3. There are thus two grounds on which the defendant contends that leave ought not to have been granted to the plaintiff to file this suit. The first is that the plaintiff does not, as required by Section 29(3), reside in Bombay, and the second is that this Court has no jurisdiction to entertain the suit. Section 1(2) defines the extent of the Act and it says that it extends to the whole of British India, and, in respect of the Parsi subjects of His Majesty, to the whole of India. The effect therefore is to extend the Act even to Native States in India in its application to Parsis, provided the Parsis are subjects of His Majesty. A Parsi is denned in the Act as a Parsi Zoroastrian. The Act thus applies to Parsi Zoroastrians residing in any of the Native States, if they are subjects of His Majesty. There is a proviso under which the Act could be modified in its application to territories in India beyond the limits of British India by notification in the Gazette of India.
4. I will take up the second ground first, for if this Court has no jurisdiction, then the Act cannot apply, and no question of leave under Section 29(3) of the Act can arise. The terms 'British India' and 'India' are not denned in the Act, but they are denned in the General Clauses Act: see Section 1(7) and Section 1(27). I do not think there can be any dispute that the Native States including the Nizam's State are not a part of British India, but they would be. still a part of India. It is pointed out by Halsbury, Hailsham's edn., Vol. VI, paragraph 242, at page 199, that
Every person at birth becomes a member both of a political and of a civil society. The former determines his political status or nationality, on which depends his allegiance to a sovereign; the latter determines his civil status.
A person's civil status depends upon the law of his domicil according to which his municipal rights and obligations are determined. It is pointed out that every person has a domicil at every period of his life, and that, no person can have more than one domicil at one time.
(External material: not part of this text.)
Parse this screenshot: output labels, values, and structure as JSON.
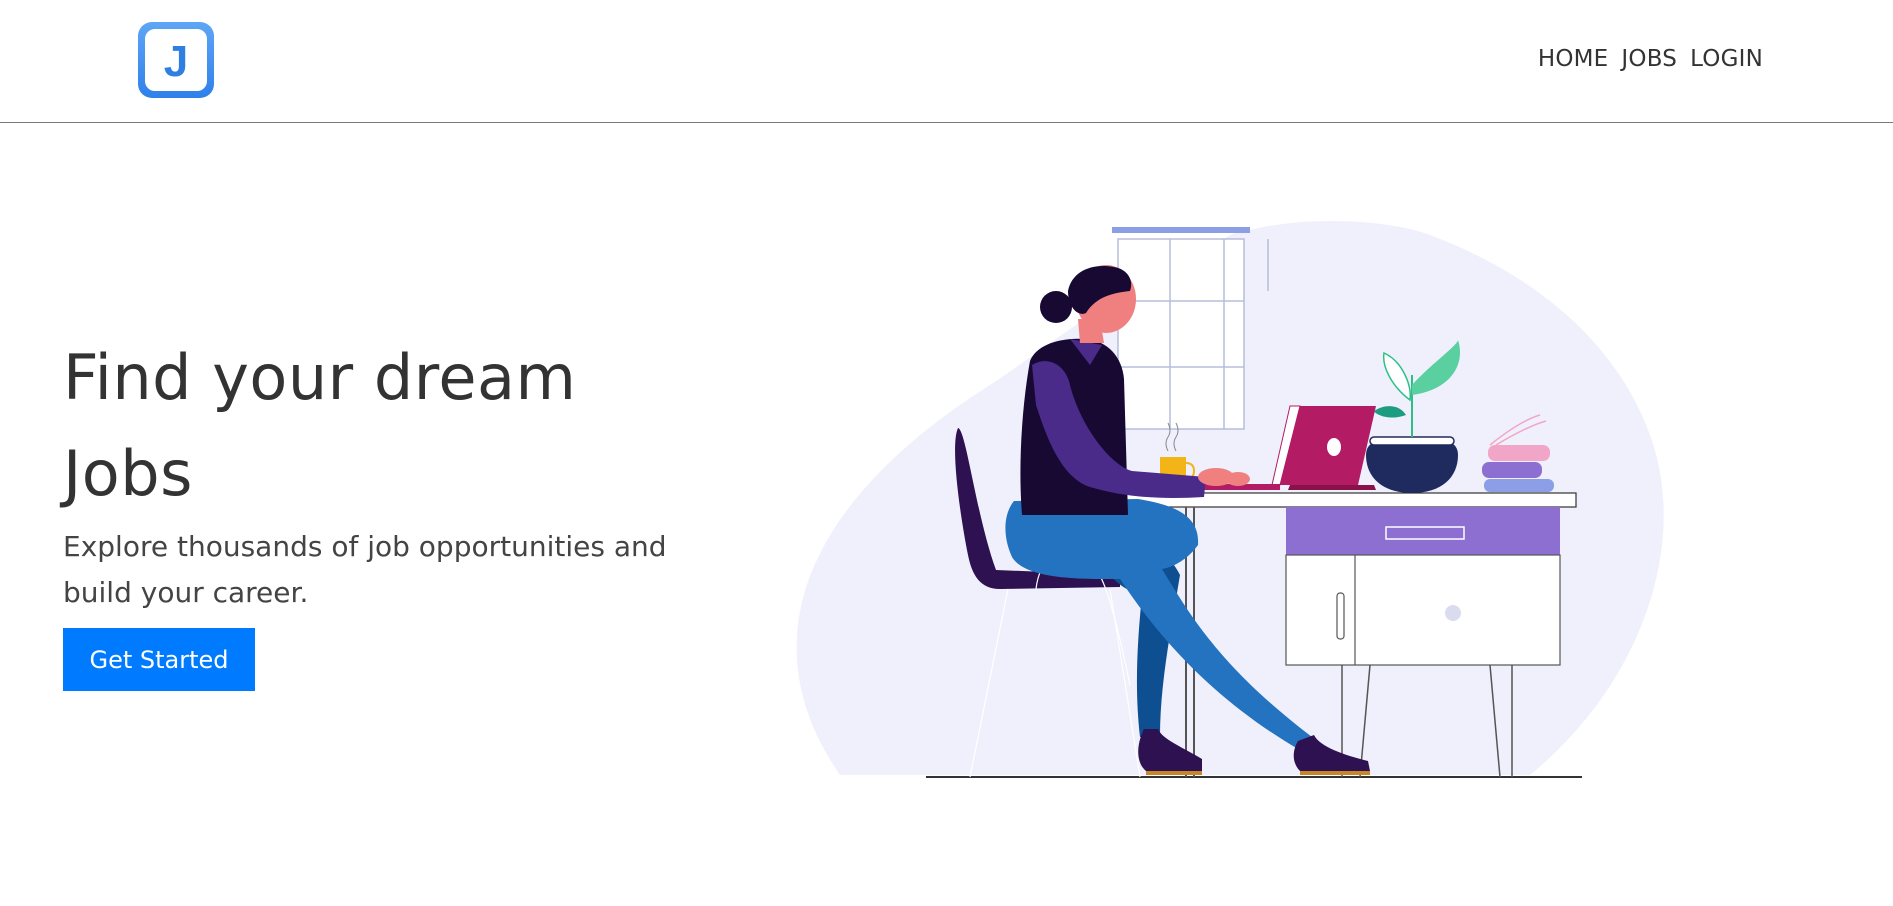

That is also laid down in Udny v. Udny (1869) L.R. 1 Sc. & Div. 441, where Lord Westbury at p. 457 observes as follows:--
The law of England, and of almost all civilized countries, ascribes to each individual at his birth two distinct, legal states or conditions; one by virtue of which he becomes the subject of some particular country, binding him by the tie of natural, allegiance, and which may be called his political status; another, by virtue of which he has ascribed to him the character of a citizen of some particular country, and as such is possessed of certain municipal rights, and subject to' certain obligations, which latter character is the civil status or condition of the individual, and may be quite different from his political status. The political status may depend on different laws in different countries; whereas the) civil status is governed universally by one single principle, namely, that of domicil, which is the criterion established by law for the purpose of determining civil status.
The words in Section 1(2) of the Act, namely, 'Parsi subjects of His Majesty' refer to the political status of such subjects as opposed to their civil status. Therefore the jurisdiction of the Court depends upon the political status of the Parsi subject, that is his nationality and his allegiance, and not upon his domicil.
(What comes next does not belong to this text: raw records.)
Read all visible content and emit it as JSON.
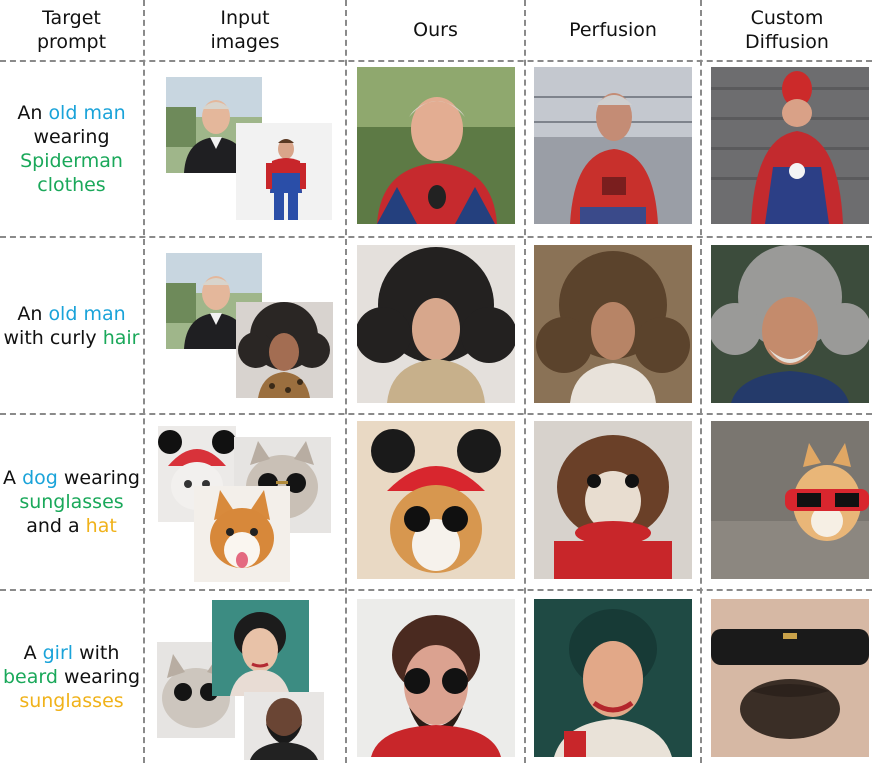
{
  "headers": [
    "Target\nprompt",
    "Input\nimages",
    "Ours",
    "Perfusion",
    "Custom\nDiffusion"
  ],
  "rows": [
    {
      "prompt": [
        {
          "text": "An ",
          "c": "plain"
        },
        {
          "text": "old man",
          "c": "subj"
        },
        {
          "text": " wearing ",
          "c": "plain"
        },
        {
          "text": "Spiderman clothes",
          "c": "attr"
        }
      ]
    },
    {
      "prompt": [
        {
          "text": "An ",
          "c": "plain"
        },
        {
          "text": "old man",
          "c": "subj"
        },
        {
          "text": " with curly ",
          "c": "plain"
        },
        {
          "text": "hair",
          "c": "attr"
        }
      ]
    },
    {
      "prompt": [
        {
          "text": "A ",
          "c": "plain"
        },
        {
          "text": "dog",
          "c": "subj"
        },
        {
          "text": " wearing ",
          "c": "plain"
        },
        {
          "text": "sunglasses",
          "c": "attr"
        },
        {
          "text": " and a ",
          "c": "plain"
        },
        {
          "text": "hat",
          "c": "extra"
        }
      ]
    },
    {
      "prompt": [
        {
          "text": "A ",
          "c": "plain"
        },
        {
          "text": "girl",
          "c": "subj"
        },
        {
          "text": " with ",
          "c": "plain"
        },
        {
          "text": "beard",
          "c": "attr"
        },
        {
          "text": " wearing ",
          "c": "plain"
        },
        {
          "text": "sunglasses",
          "c": "extra"
        }
      ]
    }
  ],
  "colors": {
    "subject": "#1aa3d9",
    "attribute": "#1aa85a",
    "extra": "#f0b21a",
    "divider": "#8a8a8a"
  }
}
5. The expression 'subject of His Majesty' is not defined, but I do not think there is any difference betweeni 'subject of His Majesty' and 'British subject'. Under Section 2(a) of the Indian Naturalization Act, VII of 1926, 'British subject' means a British subject as denned in Section 27 of the British Nationality and Status of Aliens Act, 1914. Under Section 27(2) of that Act 'British subject' means a person who is a natural-born British subject,or a person to whom a certificate of naturalization has been granted, or a per son who has become a subject of His Majesty by reason of any annexation of territory. A British subject, therefore, unless a certificate of naturalization in a foreign country has been granted to him, means a person who is a natural-born British subject. Under Section 1 of the same Act certain persons are deemed to be natural-born British subjects, amongst them being, '(a) Any person born within His Majesty's dominions and allegiance.' I need not refer to the other sub-sections, as they are not necessary for the purpose of this summons.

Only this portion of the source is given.